Leadership

This 17-Year-Old Sums Up in 1 Paragraph What Great Leadership Looks Like

Take a lesson from this high-school standout athlete: Leadership is not about you.
CREDIT: Getty Images

If you follow my column, by now you’re familiar with the ethos of servant leadership, which I often write about and firmly believe to be the best leadership philosophy on the planet.

But don’t just take my word for it. The CEOs of some of the best and brightest companies in the world, including The Container Store, TDIndustries, Whole Foods Market, Zappos and countless others would all agree with me that it works. Their reputable companies operate by servant leadership principles with amazing success.

Servant leadership is also an expression of character and values in how we conduct ourselves outside the workplace — in our schools, homes, and communities.

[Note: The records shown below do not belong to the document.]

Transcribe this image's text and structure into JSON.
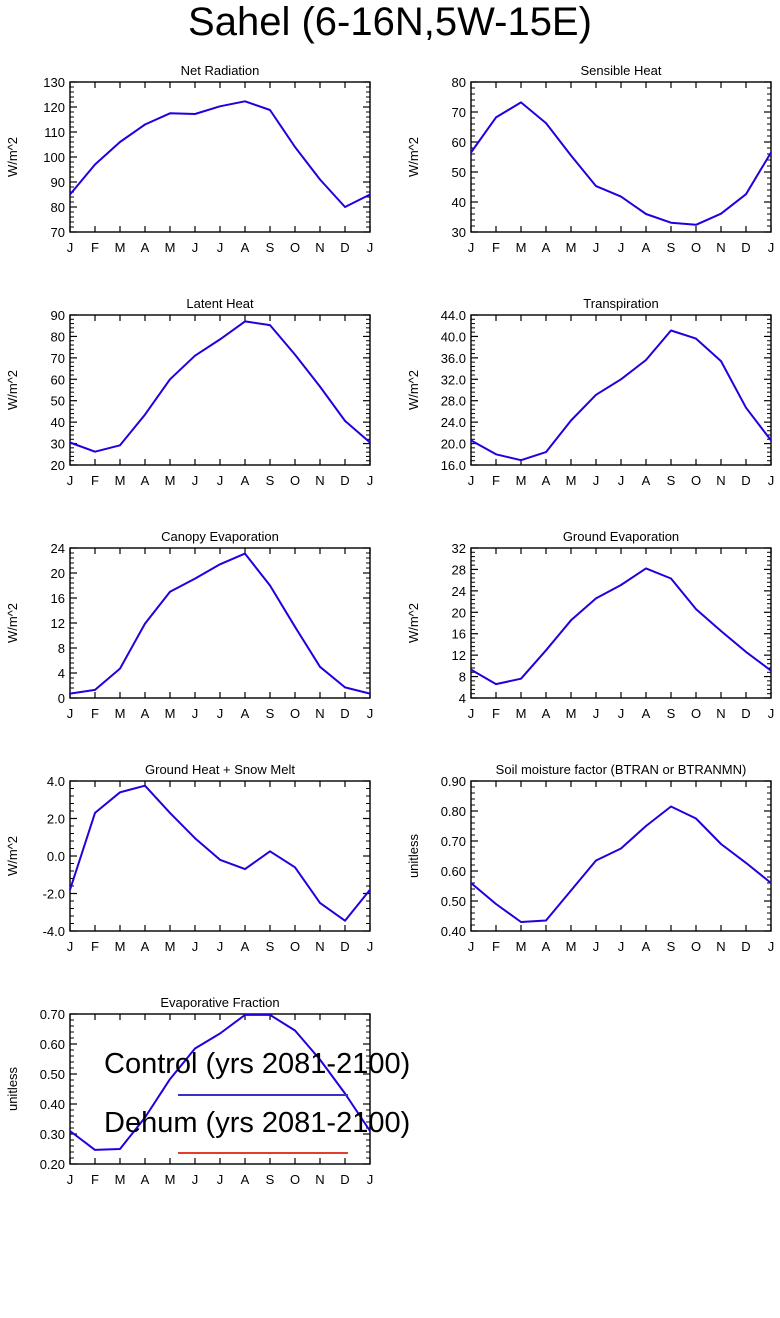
{
  "title": "Sahel (6-16N,5W-15E)",
  "legend": [
    {
      "label": "Control (yrs 2081-2100)",
      "color": "#3333cc"
    },
    {
      "label": "Dehum (yrs 2081-2100)",
      "color": "#e63c2d"
    }
  ],
  "line_color": "#2200dd",
  "chart_data": [
    {
      "type": "line",
      "title": "Net Radiation",
      "ylabel": "W/m^2",
      "categories": [
        "J",
        "F",
        "M",
        "A",
        "M",
        "J",
        "J",
        "A",
        "S",
        "O",
        "N",
        "D",
        "J"
      ],
      "ylim": [
        70,
        130
      ],
      "ytick_step": 10,
      "ytick_decimals": 0,
      "series": [
        {
          "name": "Control (yrs 2081-2100)",
          "values": [
            85,
            97,
            106,
            113,
            117.5,
            117.2,
            120.3,
            122.3,
            118.8,
            104,
            91,
            80,
            85
          ]
        }
      ]
    },
    {
      "type": "line",
      "title": "Sensible Heat",
      "ylabel": "W/m^2",
      "categories": [
        "J",
        "F",
        "M",
        "A",
        "M",
        "J",
        "J",
        "A",
        "S",
        "O",
        "N",
        "D",
        "J"
      ],
      "ylim": [
        30,
        80
      ],
      "ytick_step": 10,
      "ytick_decimals": 0,
      "series": [
        {
          "name": "Control (yrs 2081-2100)",
          "values": [
            56.5,
            68.2,
            73.2,
            66.3,
            55.5,
            45.3,
            41.8,
            36,
            33.1,
            32.4,
            36.1,
            42.6,
            56.5
          ]
        }
      ]
    },
    {
      "type": "line",
      "title": "Latent Heat",
      "ylabel": "W/m^2",
      "categories": [
        "J",
        "F",
        "M",
        "A",
        "M",
        "J",
        "J",
        "A",
        "S",
        "O",
        "N",
        "D",
        "J"
      ],
      "ylim": [
        20,
        90
      ],
      "ytick_step": 10,
      "ytick_decimals": 0,
      "series": [
        {
          "name": "Control (yrs 2081-2100)",
          "values": [
            30.5,
            26.2,
            29.2,
            43.5,
            60,
            71,
            78.6,
            87,
            85.3,
            71.5,
            56.6,
            40.6,
            30.5
          ]
        }
      ]
    },
    {
      "type": "line",
      "title": "Transpiration",
      "ylabel": "W/m^2",
      "categories": [
        "J",
        "F",
        "M",
        "A",
        "M",
        "J",
        "J",
        "A",
        "S",
        "O",
        "N",
        "D",
        "J"
      ],
      "ylim": [
        16,
        44
      ],
      "ytick_step": 4,
      "ytick_decimals": 1,
      "series": [
        {
          "name": "Control (yrs 2081-2100)",
          "values": [
            20.6,
            18,
            16.9,
            18.4,
            24.3,
            29.1,
            32,
            35.6,
            41.1,
            39.6,
            35.4,
            26.7,
            20.6
          ]
        }
      ]
    },
    {
      "type": "line",
      "title": "Canopy Evaporation",
      "ylabel": "W/m^2",
      "categories": [
        "J",
        "F",
        "M",
        "A",
        "M",
        "J",
        "J",
        "A",
        "S",
        "O",
        "N",
        "D",
        "J"
      ],
      "ylim": [
        0,
        24
      ],
      "ytick_step": 4,
      "ytick_decimals": 0,
      "series": [
        {
          "name": "Control (yrs 2081-2100)",
          "values": [
            0.7,
            1.3,
            4.7,
            11.9,
            17,
            19.1,
            21.4,
            23.1,
            18,
            11.4,
            5,
            1.7,
            0.7
          ]
        }
      ]
    },
    {
      "type": "line",
      "title": "Ground Evaporation",
      "ylabel": "W/m^2",
      "categories": [
        "J",
        "F",
        "M",
        "A",
        "M",
        "J",
        "J",
        "A",
        "S",
        "O",
        "N",
        "D",
        "J"
      ],
      "ylim": [
        4,
        32
      ],
      "ytick_step": 4,
      "ytick_decimals": 0,
      "series": [
        {
          "name": "Control (yrs 2081-2100)",
          "values": [
            9.3,
            6.6,
            7.6,
            12.9,
            18.5,
            22.6,
            25.1,
            28.2,
            26.3,
            20.6,
            16.5,
            12.6,
            9.1
          ]
        }
      ]
    },
    {
      "type": "line",
      "title": "Ground Heat + Snow Melt",
      "ylabel": "W/m^2",
      "categories": [
        "J",
        "F",
        "M",
        "A",
        "M",
        "J",
        "J",
        "A",
        "S",
        "O",
        "N",
        "D",
        "J"
      ],
      "ylim": [
        -4,
        4
      ],
      "ytick_step": 2,
      "ytick_decimals": 1,
      "series": [
        {
          "name": "Control (yrs 2081-2100)",
          "values": [
            -1.8,
            2.3,
            3.4,
            3.75,
            2.3,
            0.95,
            -0.2,
            -0.7,
            0.25,
            -0.6,
            -2.5,
            -3.45,
            -1.8
          ]
        }
      ]
    },
    {
      "type": "line",
      "title": "Soil moisture factor (BTRAN or BTRANMN)",
      "ylabel": "unitless",
      "categories": [
        "J",
        "F",
        "M",
        "A",
        "M",
        "J",
        "J",
        "A",
        "S",
        "O",
        "N",
        "D",
        "J"
      ],
      "ylim": [
        0.4,
        0.9
      ],
      "ytick_step": 0.1,
      "ytick_decimals": 2,
      "series": [
        {
          "name": "Control (yrs 2081-2100)",
          "values": [
            0.56,
            0.49,
            0.43,
            0.435,
            0.535,
            0.635,
            0.675,
            0.75,
            0.815,
            0.775,
            0.69,
            0.627,
            0.56
          ]
        }
      ]
    },
    {
      "type": "line",
      "title": "Evaporative Fraction",
      "ylabel": "unitless",
      "categories": [
        "J",
        "F",
        "M",
        "A",
        "M",
        "J",
        "J",
        "A",
        "S",
        "O",
        "N",
        "D",
        "J"
      ],
      "ylim": [
        0.2,
        0.7
      ],
      "ytick_step": 0.1,
      "ytick_decimals": 2,
      "series": [
        {
          "name": "Control (yrs 2081-2100)",
          "values": [
            0.31,
            0.247,
            0.25,
            0.355,
            0.483,
            0.585,
            0.635,
            0.697,
            0.697,
            0.645,
            0.548,
            0.435,
            0.31
          ]
        }
      ]
    }
  ]
}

That expression is vividly clear and profoundly displayed in a recent column I read by David Lee, founder and principal of HumanNature@Work. Lee nails it by depicting a story on his TLNT column about servant leadership as expressed through the heart of a 17-year-old star athlete.

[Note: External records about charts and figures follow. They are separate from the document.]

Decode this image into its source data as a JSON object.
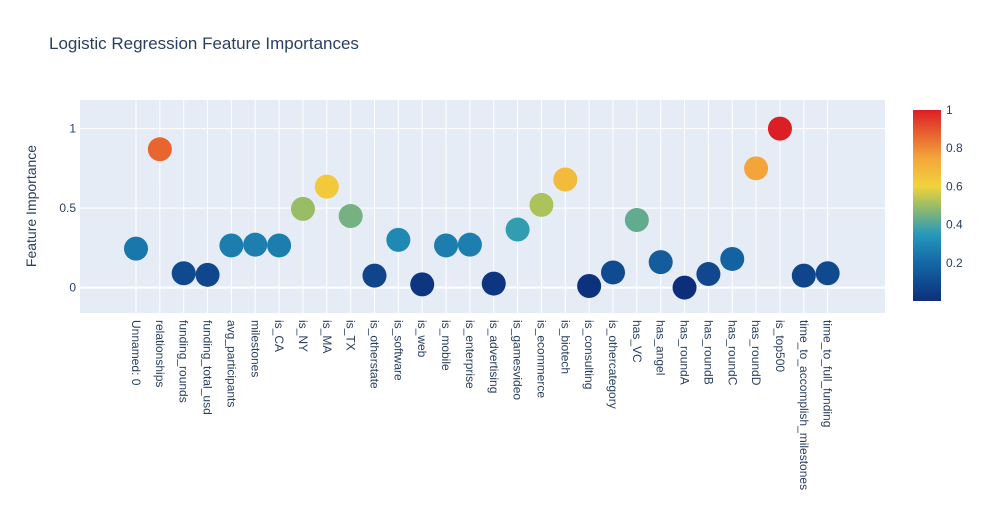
{
  "chart_data": {
    "type": "scatter",
    "title": "Logistic Regression Feature Importances",
    "xlabel": "",
    "ylabel": "Feature Importance",
    "ylim": [
      -0.16,
      1.18
    ],
    "yticks": [
      0,
      0.5,
      1
    ],
    "ytick_labels": [
      "0",
      "0.5",
      "1"
    ],
    "grid": true,
    "categories": [
      "Unnamed: 0",
      "relationships",
      "funding_rounds",
      "funding_total_usd",
      "avg_participants",
      "milestones",
      "is_CA",
      "is_NY",
      "is_MA",
      "is_TX",
      "is_otherstate",
      "is_software",
      "is_web",
      "is_mobile",
      "is_enterprise",
      "is_advertising",
      "is_gamesvideo",
      "is_ecommerce",
      "is_biotech",
      "is_consulting",
      "is_othercategory",
      "has_VC",
      "has_angel",
      "has_roundA",
      "has_roundB",
      "has_roundC",
      "has_roundD",
      "is_top500",
      "time_to_accomplish_milestones",
      "time_to_full_funding"
    ],
    "values": [
      0.245,
      0.87,
      0.09,
      0.08,
      0.265,
      0.27,
      0.265,
      0.495,
      0.635,
      0.45,
      0.075,
      0.3,
      0.02,
      0.265,
      0.27,
      0.025,
      0.365,
      0.52,
      0.68,
      0.01,
      0.095,
      0.425,
      0.16,
      0.0,
      0.085,
      0.18,
      0.75,
      1.0,
      0.075,
      0.09
    ],
    "colorscale": {
      "stops": [
        [
          0,
          "#0d2f7b"
        ],
        [
          0.2,
          "#1468a6"
        ],
        [
          0.35,
          "#2699ba"
        ],
        [
          0.5,
          "#9dbd64"
        ],
        [
          0.6,
          "#f1d43b"
        ],
        [
          0.75,
          "#f3a53b"
        ],
        [
          1,
          "#dc1f25"
        ]
      ],
      "tick_values": [
        0.2,
        0.4,
        0.6,
        0.8,
        1
      ],
      "tick_labels": [
        "0.2",
        "0.4",
        "0.6",
        "0.8",
        "1"
      ]
    }
  }
}
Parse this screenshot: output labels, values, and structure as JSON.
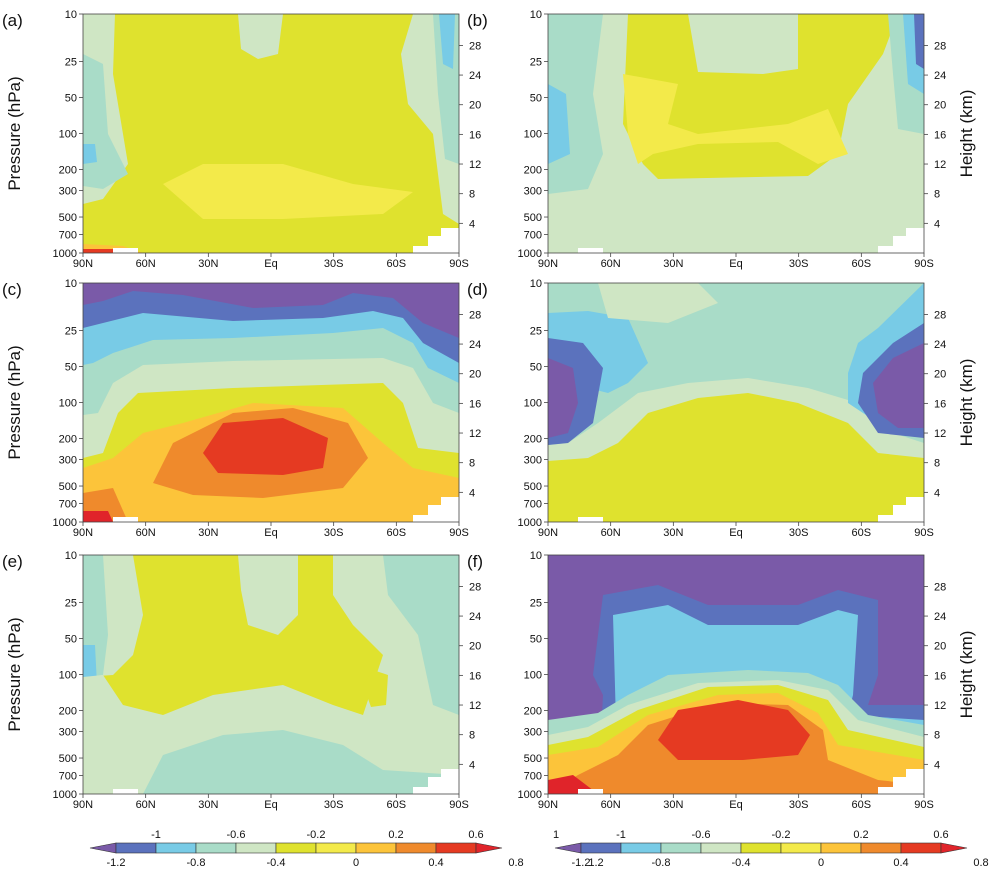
{
  "chart_data": {
    "type": "heatmap",
    "description_units": "pressure-latitude cross sections (contour plots)",
    "axes": {
      "x": {
        "tick_labels": [
          "90N",
          "60N",
          "30N",
          "Eq",
          "30S",
          "60S",
          "90S"
        ],
        "range": [
          90,
          -90
        ],
        "units": "latitude"
      },
      "y_left": {
        "label": "Pressure (hPa)",
        "tick_labels": [
          "10",
          "25",
          "50",
          "100",
          "200",
          "300",
          "500",
          "700",
          "1000"
        ],
        "scale": "log",
        "range": [
          1000,
          10
        ]
      },
      "y_right": {
        "label": "Height (km)",
        "tick_labels": [
          "4",
          "8",
          "12",
          "16",
          "20",
          "24",
          "28"
        ]
      }
    },
    "panels": [
      {
        "label": "(a)"
      },
      {
        "label": "(b)"
      },
      {
        "label": "(c)"
      },
      {
        "label": "(d)"
      },
      {
        "label": "(e)"
      },
      {
        "label": "(f)"
      }
    ],
    "colorbar": {
      "levels_upper": [
        "-1",
        "-0.6",
        "-0.2",
        "0.2",
        "0.6",
        "1"
      ],
      "levels_lower": [
        "-1.2",
        "-0.8",
        "-0.4",
        "0",
        "0.4",
        "0.8",
        "1.2"
      ],
      "colors": [
        "#7a5aa8",
        "#5b72bd",
        "#78cbe6",
        "#a9dcc8",
        "#cfe6c4",
        "#dfe22e",
        "#f3ea4a",
        "#fcc43a",
        "#ef8a2c",
        "#e53a22",
        "#e0242a"
      ]
    }
  }
}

The story Lee paraphrases comes from the book, Stadium Status: Taking Your Business to the Bigtime by John Brubaker, a former Lacrosse head coach and now a nationally-renowned consultant, speaker and author.

I’ll let Lee narrate from here, which will lead up to a heartfelt, 1-paragraph summary of the meaning of great leadership. From David Lee’s column:

When [coach] Brubaker took over as a college lacrosse head coach he inherited a team that had done poorly for years. Despite this, a high school standout, Stephen, was interested in playing at Coach Bru’s college, even though he was aggressively recruited by far better schools.

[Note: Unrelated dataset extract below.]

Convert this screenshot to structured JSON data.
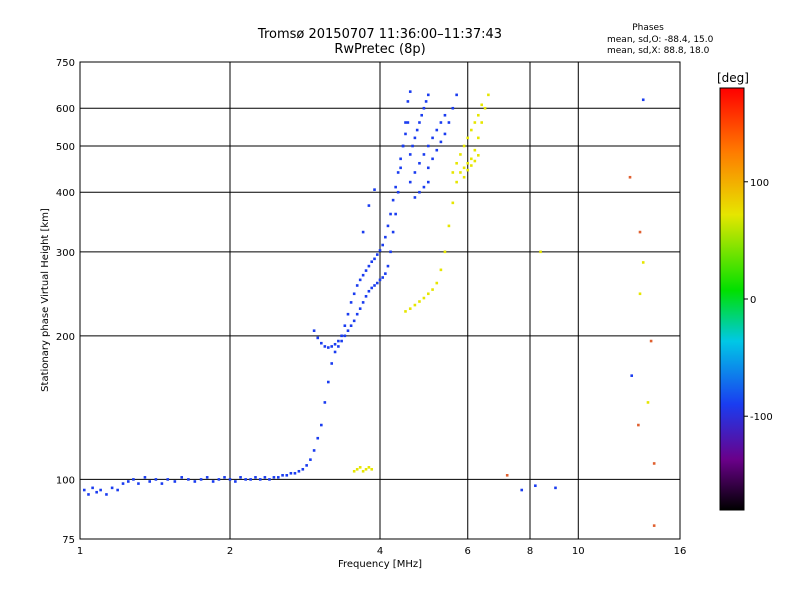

Coach Bru met with this young superstar and attempted to sign him, but Stephen refused, saying he wanted to wait until the following spring. He was, however, willing to give a verbal, non-binding commitment. Brubaker was desperate to sign this young star, and told him he would hold a scholarship for him until the spring.

All fall and winter, other college recruiters came to Stephen’s games to watch this amazing talent and hope he would change his mind. When spring came, Coach Bru and Stephen’s coach sat down with him, asking him to commit and why he waited so long.

And now, from the mouth of a 17-year-old…

As Lee tells it, to Coach Bru’s astonishment, this is what the 17-year- old said next:

Coach, I don’t know if you’ve noticed, but a lot of colleges come to see me play each week. Most of my teammates weren’t getting scholarship offers or even being recruited earlier this year but now they are. By me not committing anywhere, all the college coaches who keep coming to see me play get a chance to discover how good some of my teammates really are. If I signed early with you, all the other coaches would’ve stopped coming to the games and none of my teammates would’ve gotten recruited.

The lesson for all leaders.

Lets face it: We’ve all just been collectively schooled by a (then) 17-year-old. In his response to his coach, not only does it define servant leadership, it illustrates the essence of great leadership, period.

The reason his response is so mind-blowing for someone his age–with star status to boot–is that the world wasn’t revolving around his axis, as most self-centered 17-year-olds typically behave.

Instead, he was about helping other people–his less talented teammates. As Lee writes further about Stephen, “He was already thinking about how he can lift up others, how he could help them achieve their goals. He had confidence in his own ability to excel and achieve what he needed to achieve; he wasn’t obsessed with how to make that happen because he knew it would. Instead, he focused on how he could serve others.”

And therein lies the lesson for every leader in the workplace: Your role is to lift up your employees and help them to joyfully achieve their goals so they can thrive. When they succeed, you succeed, and the whole organization succeeds. It’s a thing of beauty.

That reminds me of another great quote by Robert K. Greenleaf, who coined the term “servant leadership” in the modern corporate setting. He wrote these famous words in his legendary essay The Servant as Leader, published in 1970:

The servant-leader is servant first. It begins with the natural feeling that one wants to serve, to serve first. Then conscious choice brings one to aspire to lead.

As I wrote in the past, when you serve first, it’s for the other person’s benefit. Like Stephen, you selflessly focus the attention away from yourself and put the spotlight on others. Greenleaf noticed that these leaders got the best out of their employees; they were more motivated, more creative, and more productive, which led to great business results.

7 ways to put servant leadership into action.

To add some practical elements of servant leadership into your work routine, Lee offers these great tips from his TLNT column:

1. Practice doing everything within your power to remove obstacles that make it hard for employees to do their best work. This means providing the information, technology, resources, and support for people to do great work.

2. Remember the law of reciprocity: what you put out is what comes back to you from others. If you want others to care, make sure you care about them — and that you show you care.

3. Ask those who report to you: “How can I help you?” “What can I do — and NOT do — to help you be successful with this project (or in your job)?”

4. Look for opportunities to compliment — catch people doing things right — and show people you “see them.”

5. Be on the lookout for articles, seminars, networking connections, and opportunities that would benefit those you serve. The very fact that you were thinking about them says a lot about who you are as a person.

6. Be more generous with your attention and time. Don’t only ask, “Would this meeting benefit me?” Be willing to have meetings because they would help the other person.

7. Remind yourself when being a servant leader feels like it takes too much time or effort, that what you put out comes back to you multiplied, for better or for worse.